In the 1800s, Johanna Heusser married Bernhard Spyri. Bernhard was a lawyer. Whilst living in the city of Zürich she began to write about life in the country. Her first story, A Leaf on Vrony's Grave, which deals with a woman's life of domestic violence, was published in 1880; the following year further stories for both adults and children appeared, among them the novel Heidi, which she wrote in four weeks. Heidi tells the story of an orphan girl who lives with her grandfather in the Swiss Alps, and is famous for its vivid portrayal of the landscape.

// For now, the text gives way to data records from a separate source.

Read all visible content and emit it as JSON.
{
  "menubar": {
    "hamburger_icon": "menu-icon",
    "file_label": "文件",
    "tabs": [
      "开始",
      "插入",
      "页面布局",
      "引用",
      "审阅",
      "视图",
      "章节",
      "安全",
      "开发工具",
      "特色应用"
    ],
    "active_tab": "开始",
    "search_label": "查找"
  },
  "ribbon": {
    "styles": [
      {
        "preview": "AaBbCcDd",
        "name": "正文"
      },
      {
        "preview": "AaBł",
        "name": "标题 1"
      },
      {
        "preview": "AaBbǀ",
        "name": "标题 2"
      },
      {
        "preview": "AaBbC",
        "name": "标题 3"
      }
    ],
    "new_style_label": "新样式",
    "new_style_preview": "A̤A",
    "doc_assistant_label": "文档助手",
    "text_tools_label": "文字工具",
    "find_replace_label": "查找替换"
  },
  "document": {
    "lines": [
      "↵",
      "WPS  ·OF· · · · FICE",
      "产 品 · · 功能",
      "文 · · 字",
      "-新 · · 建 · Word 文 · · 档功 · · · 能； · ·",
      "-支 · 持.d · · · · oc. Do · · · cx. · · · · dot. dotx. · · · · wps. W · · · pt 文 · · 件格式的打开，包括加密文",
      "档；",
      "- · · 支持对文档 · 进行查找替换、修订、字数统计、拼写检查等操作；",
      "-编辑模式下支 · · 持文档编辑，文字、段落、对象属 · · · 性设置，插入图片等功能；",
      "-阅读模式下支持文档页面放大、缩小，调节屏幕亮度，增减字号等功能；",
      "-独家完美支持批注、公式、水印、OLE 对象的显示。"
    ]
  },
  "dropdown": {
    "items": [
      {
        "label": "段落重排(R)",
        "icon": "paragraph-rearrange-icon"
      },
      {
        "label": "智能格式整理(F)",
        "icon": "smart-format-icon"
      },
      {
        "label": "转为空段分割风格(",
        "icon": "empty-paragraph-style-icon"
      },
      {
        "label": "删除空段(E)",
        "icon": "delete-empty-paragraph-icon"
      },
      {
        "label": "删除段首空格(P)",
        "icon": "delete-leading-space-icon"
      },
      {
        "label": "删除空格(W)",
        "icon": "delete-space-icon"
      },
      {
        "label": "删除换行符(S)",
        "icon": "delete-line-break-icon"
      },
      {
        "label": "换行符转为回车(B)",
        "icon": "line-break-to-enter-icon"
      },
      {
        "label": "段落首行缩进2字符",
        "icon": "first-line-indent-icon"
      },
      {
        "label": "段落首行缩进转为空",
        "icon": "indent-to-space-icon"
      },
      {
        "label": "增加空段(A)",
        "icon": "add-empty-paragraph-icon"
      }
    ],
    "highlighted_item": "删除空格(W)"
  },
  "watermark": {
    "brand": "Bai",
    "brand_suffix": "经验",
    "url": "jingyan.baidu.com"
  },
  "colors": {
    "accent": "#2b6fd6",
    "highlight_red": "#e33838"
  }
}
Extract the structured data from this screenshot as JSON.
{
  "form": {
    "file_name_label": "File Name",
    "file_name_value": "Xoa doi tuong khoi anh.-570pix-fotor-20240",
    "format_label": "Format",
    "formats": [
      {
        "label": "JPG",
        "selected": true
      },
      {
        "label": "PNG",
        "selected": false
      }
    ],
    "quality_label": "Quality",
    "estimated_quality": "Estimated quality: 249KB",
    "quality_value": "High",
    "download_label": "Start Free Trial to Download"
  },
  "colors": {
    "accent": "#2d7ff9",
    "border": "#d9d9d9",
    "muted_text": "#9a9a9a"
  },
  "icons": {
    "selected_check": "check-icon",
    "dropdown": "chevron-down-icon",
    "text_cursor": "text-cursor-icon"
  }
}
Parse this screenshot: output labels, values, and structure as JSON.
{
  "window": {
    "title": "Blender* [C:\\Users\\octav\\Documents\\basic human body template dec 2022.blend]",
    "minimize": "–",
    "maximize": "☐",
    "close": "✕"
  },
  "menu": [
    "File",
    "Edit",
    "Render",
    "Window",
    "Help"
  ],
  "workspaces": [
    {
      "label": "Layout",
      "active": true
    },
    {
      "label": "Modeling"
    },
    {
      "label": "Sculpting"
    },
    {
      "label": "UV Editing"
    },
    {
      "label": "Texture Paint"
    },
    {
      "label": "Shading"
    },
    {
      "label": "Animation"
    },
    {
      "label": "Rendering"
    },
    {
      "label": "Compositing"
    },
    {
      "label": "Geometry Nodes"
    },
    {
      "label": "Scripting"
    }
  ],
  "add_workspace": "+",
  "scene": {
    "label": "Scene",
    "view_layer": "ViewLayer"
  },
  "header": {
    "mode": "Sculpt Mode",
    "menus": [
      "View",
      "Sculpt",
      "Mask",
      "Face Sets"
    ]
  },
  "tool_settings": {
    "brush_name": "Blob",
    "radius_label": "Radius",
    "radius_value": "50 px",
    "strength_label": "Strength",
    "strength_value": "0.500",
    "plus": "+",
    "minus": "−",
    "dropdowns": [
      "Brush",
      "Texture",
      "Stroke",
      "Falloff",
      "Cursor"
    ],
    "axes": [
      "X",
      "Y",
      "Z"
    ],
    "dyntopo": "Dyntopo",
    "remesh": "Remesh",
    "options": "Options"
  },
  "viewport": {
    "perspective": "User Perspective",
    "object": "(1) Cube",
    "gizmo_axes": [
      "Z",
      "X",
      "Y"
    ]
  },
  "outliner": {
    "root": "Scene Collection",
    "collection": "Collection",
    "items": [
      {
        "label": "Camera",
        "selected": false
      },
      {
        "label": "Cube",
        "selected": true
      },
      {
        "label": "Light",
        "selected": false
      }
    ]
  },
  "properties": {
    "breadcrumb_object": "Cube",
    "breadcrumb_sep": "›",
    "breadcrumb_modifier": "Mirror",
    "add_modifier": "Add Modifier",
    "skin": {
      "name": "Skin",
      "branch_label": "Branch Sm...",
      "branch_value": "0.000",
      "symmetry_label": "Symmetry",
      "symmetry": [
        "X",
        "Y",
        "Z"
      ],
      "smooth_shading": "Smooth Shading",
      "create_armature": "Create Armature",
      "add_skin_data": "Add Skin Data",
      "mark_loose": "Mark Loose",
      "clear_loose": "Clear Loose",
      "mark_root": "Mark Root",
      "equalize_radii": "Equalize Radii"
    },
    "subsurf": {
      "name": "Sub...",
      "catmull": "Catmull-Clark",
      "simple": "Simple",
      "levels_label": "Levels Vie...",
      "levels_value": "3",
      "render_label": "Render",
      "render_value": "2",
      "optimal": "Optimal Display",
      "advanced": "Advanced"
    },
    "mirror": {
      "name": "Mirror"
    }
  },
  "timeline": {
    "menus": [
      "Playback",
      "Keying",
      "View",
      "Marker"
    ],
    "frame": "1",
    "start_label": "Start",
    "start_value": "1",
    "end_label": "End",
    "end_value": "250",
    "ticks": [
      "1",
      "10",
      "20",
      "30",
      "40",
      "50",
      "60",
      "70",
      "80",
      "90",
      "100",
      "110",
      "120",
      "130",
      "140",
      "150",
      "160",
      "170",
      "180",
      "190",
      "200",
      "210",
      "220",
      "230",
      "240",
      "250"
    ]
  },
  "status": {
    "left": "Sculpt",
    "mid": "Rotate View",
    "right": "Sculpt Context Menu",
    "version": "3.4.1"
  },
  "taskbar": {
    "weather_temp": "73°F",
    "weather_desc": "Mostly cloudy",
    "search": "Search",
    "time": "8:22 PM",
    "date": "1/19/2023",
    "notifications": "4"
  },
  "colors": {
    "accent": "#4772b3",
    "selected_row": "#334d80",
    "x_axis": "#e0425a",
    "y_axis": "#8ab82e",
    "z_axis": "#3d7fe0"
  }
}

Her husband and her only child, named Bernhard, both died in 1884. Alone, she devoted herself to charitable causes and wrote over fifty more stories before her death in 1901. She was interred in the family plot at the Sihlfeld-A Cemetery in Zürich. An icon in Switzerland, Spyri's portrait was placed on a postage stamp in 1951 and on a 20 CHF commemorative coin in 2009.

Plagiarism claim


In April 2010 a professor searching for children's illustrations found a book written in 1830 by a German history teacher, Hermann Adam von Kamp, that Johanna may have used as a basis for Heidi. The 1830 story is titled Adelheide - das Mädchen vom Alpengebirge—translated, "Adelaide, the girl from the Alps". The two stories were alleged to share many similarities in plot line and imagery. Spyri biographer Regine Schindler said it was entirely possible that Johanna may have been familiar with the story as she grew up in a literate household with many books.[1] However, the professor's claims have been examined and afterwards described as "un-scientific", due to 'superficial coincidences' he brings up in descriptions and the many actual differences in the story, that he doesn't, as well as the "Swiss disease" of homesickness already being a common trope in fiction in the eighteenth (nineteenth in the article) century (as well as, while not mentioned in the article, it being discovered before von Kamp was even born) and characters that are either drastically different or not in "Adelaide", at all.[2]